Espero que seja de bom proveito a todos.

Caríssimo C., salve Maria, a Mãe de Nosso Senhor.

Antes de tudo queremos agradecer a sua carta: pequenos gestos são sinais de grandes almas – denota humildade em endereçar-nos suas duvidas sobre o tema da Comunhão dos Santos, sua devoção e iconografia. Fiz aqui um recolho de alguns fragmentos sobre tão nobre ato de fé que, espero, cumpra a sua função de lhe esclarecer sobre a verdadeira face do tema.

Muitas vezes temos uma percepção literal daquilo que presenciamos e compreendemos de forma diversa do que realmente se sucede: tomamos um pelo outro – foi o que parece que você entendeu sobre os Santos do Senhor. O Cardeal Newman nos lembra que “são anjos disfarçados, são servidores de Deus que aparecem de tempos em tempos, difundindo luz a sua volta, enquanto peregrinam rumo ao Céu” e é bem caracteristicamente próprio eles possuírem uma aureola, uma coroa de luz que é como uma marca distintiva que Deus lá põe para nos lembrar de Sua santa humanidade, que Cristo remiu o mundo e o Espírito Santo baixou no Dia de Pentecostes.

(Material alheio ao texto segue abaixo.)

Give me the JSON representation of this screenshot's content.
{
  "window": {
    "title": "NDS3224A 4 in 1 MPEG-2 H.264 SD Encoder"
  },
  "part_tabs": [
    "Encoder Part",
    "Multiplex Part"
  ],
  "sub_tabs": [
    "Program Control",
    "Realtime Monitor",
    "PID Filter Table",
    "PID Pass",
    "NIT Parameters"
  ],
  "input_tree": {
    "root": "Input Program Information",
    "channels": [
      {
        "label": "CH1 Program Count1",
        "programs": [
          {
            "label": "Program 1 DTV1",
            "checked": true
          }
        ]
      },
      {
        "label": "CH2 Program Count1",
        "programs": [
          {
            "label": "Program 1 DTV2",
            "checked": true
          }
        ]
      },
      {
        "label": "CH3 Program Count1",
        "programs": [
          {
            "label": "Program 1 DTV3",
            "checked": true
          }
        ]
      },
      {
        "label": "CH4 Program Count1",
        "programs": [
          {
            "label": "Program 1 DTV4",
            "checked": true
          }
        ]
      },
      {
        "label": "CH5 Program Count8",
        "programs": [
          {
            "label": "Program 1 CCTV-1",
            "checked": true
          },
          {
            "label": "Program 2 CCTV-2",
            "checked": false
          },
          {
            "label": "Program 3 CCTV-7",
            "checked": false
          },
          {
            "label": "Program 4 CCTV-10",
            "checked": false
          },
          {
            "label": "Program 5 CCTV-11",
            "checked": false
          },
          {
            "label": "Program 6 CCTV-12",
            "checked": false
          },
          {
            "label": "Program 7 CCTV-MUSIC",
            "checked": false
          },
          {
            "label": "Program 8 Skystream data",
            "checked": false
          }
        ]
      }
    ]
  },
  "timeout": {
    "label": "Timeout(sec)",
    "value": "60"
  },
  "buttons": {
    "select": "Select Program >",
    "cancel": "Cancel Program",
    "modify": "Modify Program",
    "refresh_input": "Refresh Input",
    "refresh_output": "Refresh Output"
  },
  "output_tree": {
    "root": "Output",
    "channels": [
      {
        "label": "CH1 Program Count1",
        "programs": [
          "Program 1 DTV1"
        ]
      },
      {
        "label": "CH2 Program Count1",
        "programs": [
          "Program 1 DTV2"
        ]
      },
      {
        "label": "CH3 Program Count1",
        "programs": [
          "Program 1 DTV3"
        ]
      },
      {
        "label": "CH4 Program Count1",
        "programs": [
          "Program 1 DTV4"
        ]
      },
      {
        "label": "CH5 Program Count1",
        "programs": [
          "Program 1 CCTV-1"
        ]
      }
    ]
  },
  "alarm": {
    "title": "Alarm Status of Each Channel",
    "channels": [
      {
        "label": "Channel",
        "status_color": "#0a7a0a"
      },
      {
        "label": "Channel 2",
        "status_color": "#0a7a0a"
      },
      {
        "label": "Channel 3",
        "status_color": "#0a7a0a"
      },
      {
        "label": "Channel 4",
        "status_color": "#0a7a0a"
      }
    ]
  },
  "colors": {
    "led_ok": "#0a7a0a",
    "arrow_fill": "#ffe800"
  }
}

Há uma certa hostilidade cheia de ressentimento no trato de matéria tão maravilhosa. Não se trata de atribuir essa repulsa pelos Santos como decorrente do abuso que se faz em certos lugares e por certas pessoas. Claro que o exagero em atribuir aos Santos um lugar mais alto do que Deus é totalmente condenável! Mas não podemos tomar a coisa pelo seu bagaço. Certamente é preciso combater esses abusos. Mas a exagerada insistência nesse ponto ruim não autoriza uma condenação geral, não autoriza a se negar o bem que lá existe, de sua exata posição na hierarquia dada por Deus aos seres. Por exemplo: condenar a razão pelo uso deturpado e pervertido que os racionalistas lhe atribuem não é correto, devemos, sim, criticar o uso errôneo da razão a luz do alto e legitimo valor que ela possui, ao status que Deus conferiu a ela.

Fiquemos com algumas palavras de Dietrich von Hildebrand: ” O exagero nas preces de intercessão aos Santos e o papel dos Santos na vida religiosa em nada diminui a importância das preces de intercessão. Muito menos vale dizer que se diminui o inefável dom de Deus, que os Santos representam e sua grande e essencial importância no Corpo Místico de Cristo.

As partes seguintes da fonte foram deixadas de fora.